Sinto-me, todos os anos, uma Margarida Rebelo Pinto, a fazer autoplágio. Estou sempre com medo que irrompa pela casa adentro o João Pedro George, autor de "Couves e alforrecas", livro que desmascarava as repetições constantes das mesmas frases em vários volumes da obra de Rebelo Pinto. Tenho medo que uma espécie de "alta autoridade para os presentes natalícios" me bata à porta depois da meia-noite e diga alto o que todos comentam, entredentes: "A Joana anda a oferecer os mesmos presentes desde 2001!". Sempre os mesmos perfumes (enfiados em magníficos "coffrets", que é uma coisa que só se vende no Natal), as mesmas velas, as mesmas agendas. Na verdade, antes fossem precisamente as mesmas coisas. Podia passar como medida ambientalista e ainda era aplaudida de pé por todos, menos por aquele tio negacionista do aquecimento global. Mas não, são sempre coisas diferentes, iguais às coisas do ano anterior. Estou só mesmo a poluir, e a arranjar problemas às outras pessoas, que se veem obrigadas a ir para grande superfícies comerciais durante os saldos trocar aquelas tralhas. Até as falas, na noite de Natal, parecem repetidas. A avó que diz "não era preciso gastarem dinheiro comigo", a mãe que exige "guardem o papel de embrulho, cuidado, não rasguem!", o pai que comunica "tens aí o talão, caso seja preciso trocar", a tia que entra em pânico quando vê que não tiraram a etiqueta com o preço (como se não estivéssemos cansados de saber que aquela caixa de After Eights custa 4,99€), o irmão que diz que não gosta da nossa prenda e gera mau ambiente, o sobrinho que nos obriga a montar um brinquedo com instruções mais complicadas que um manual de física quântica... O meu serão de Natal podia perfeitamente ser transmitido na RTP Memória.

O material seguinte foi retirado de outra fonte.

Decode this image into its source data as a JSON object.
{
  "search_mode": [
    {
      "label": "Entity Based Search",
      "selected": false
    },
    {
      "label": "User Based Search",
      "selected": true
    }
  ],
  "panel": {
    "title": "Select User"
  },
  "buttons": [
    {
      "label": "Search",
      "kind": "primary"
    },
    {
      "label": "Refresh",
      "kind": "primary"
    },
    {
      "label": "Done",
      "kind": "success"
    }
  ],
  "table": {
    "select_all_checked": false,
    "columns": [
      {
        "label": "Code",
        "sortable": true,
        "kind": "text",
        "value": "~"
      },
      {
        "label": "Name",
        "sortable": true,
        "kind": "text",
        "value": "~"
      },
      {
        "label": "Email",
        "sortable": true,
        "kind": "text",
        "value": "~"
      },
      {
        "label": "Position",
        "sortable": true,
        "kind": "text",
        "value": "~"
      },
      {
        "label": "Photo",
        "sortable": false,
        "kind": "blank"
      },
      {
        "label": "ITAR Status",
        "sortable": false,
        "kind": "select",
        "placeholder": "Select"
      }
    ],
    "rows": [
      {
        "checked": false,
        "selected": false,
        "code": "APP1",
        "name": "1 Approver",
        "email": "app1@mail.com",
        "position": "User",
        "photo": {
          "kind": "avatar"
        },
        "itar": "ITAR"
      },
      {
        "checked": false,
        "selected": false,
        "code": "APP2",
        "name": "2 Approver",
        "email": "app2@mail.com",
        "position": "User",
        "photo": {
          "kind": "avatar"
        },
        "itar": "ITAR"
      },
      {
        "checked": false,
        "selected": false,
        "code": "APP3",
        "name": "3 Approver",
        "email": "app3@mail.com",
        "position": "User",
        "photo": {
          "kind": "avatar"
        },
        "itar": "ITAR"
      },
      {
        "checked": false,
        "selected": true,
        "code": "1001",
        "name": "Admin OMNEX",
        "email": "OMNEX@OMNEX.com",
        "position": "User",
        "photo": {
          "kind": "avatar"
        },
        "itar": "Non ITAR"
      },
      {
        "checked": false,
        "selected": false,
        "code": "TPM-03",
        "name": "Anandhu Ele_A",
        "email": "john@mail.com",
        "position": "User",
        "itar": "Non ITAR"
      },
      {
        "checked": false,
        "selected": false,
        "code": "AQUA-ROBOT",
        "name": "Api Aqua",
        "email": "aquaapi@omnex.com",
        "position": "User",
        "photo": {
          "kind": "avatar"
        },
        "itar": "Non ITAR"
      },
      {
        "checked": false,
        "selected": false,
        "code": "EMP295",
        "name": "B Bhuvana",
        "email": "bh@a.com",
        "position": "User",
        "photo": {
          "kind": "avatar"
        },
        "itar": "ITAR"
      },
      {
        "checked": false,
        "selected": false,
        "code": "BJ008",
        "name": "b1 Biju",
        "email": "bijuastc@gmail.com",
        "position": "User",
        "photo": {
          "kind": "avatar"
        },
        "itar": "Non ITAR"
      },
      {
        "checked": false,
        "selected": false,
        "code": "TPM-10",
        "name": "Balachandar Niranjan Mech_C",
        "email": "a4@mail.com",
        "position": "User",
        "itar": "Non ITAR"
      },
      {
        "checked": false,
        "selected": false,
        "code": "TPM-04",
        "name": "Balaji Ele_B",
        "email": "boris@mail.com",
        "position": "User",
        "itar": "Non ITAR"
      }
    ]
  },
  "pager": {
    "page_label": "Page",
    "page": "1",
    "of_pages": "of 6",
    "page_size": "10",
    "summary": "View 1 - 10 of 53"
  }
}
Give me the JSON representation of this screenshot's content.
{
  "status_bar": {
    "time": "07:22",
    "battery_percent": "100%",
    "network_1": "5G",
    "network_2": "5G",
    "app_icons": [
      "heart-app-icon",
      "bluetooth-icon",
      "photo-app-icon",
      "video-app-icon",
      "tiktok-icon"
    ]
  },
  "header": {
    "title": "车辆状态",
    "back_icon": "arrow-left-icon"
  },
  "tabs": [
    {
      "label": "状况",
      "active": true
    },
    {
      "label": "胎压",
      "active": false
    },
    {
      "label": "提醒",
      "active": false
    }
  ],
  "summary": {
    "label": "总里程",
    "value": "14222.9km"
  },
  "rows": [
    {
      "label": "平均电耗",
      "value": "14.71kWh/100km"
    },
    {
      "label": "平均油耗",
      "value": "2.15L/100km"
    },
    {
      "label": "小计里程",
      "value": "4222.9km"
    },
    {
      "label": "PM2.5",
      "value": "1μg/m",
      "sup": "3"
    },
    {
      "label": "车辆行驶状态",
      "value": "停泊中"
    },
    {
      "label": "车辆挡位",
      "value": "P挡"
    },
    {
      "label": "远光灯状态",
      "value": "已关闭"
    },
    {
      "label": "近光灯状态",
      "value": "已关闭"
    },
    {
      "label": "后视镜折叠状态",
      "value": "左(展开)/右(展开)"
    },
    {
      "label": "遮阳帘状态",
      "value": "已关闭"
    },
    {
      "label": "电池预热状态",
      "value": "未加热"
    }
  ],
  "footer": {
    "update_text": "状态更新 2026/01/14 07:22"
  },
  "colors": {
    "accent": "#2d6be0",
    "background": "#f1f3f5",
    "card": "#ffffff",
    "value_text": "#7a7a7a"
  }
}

Há uma coisa que está diferente, e isso é digno de nota: aquelas horas de espera até à meia-noite, para poder abrir os presentes. Quando tínhamos cinco ou seis anos pareciam uma eternidade. Agora parecem duas eternidades inteiras. É que parecendo que não, antes jogávamos Uno, e "Quem é quem" para matar o tempo. Agora tomamos ansiolíticos para não matarmos o nosso primo mais novo, que pergunta, a cada três minutos, quanto tempo falta, e se lhe emprestamos o iPhone, em vez de ir jogar "Quem é quem".
Até o dia seguinte, o dia que seria da ressaca, não fosse 25 também de festa (mal pensado, este calendário), é feito de repetições: os caixotes do lixo transbordantes de papel de embrulho (filhos de outras mães, que não a minha, que permitem que o papel dos presentes seja rasgado à bruta), os restos que ninguém quer comer (não há nada pior que fritos com dois dias, já a saber meio a calda de açúcar, meio a ranço), as lojas todas fechadas para balanço, a rua deserta, e a sacramental pergunta a surgir via SMS: "O que fazes na passagem de ano?". Não acham que o fim de ano também parece sempre o mesmo dia, todos os anos? As passas, o champanhe, a nota no bolso, o pé direito, as cuecas azuis, as reportagens sobre o ano novo na Austrália, ou o "Dia da marmota", ou lá o que é, e nós a pensar "comparado com isto, o Natal é óptimo!".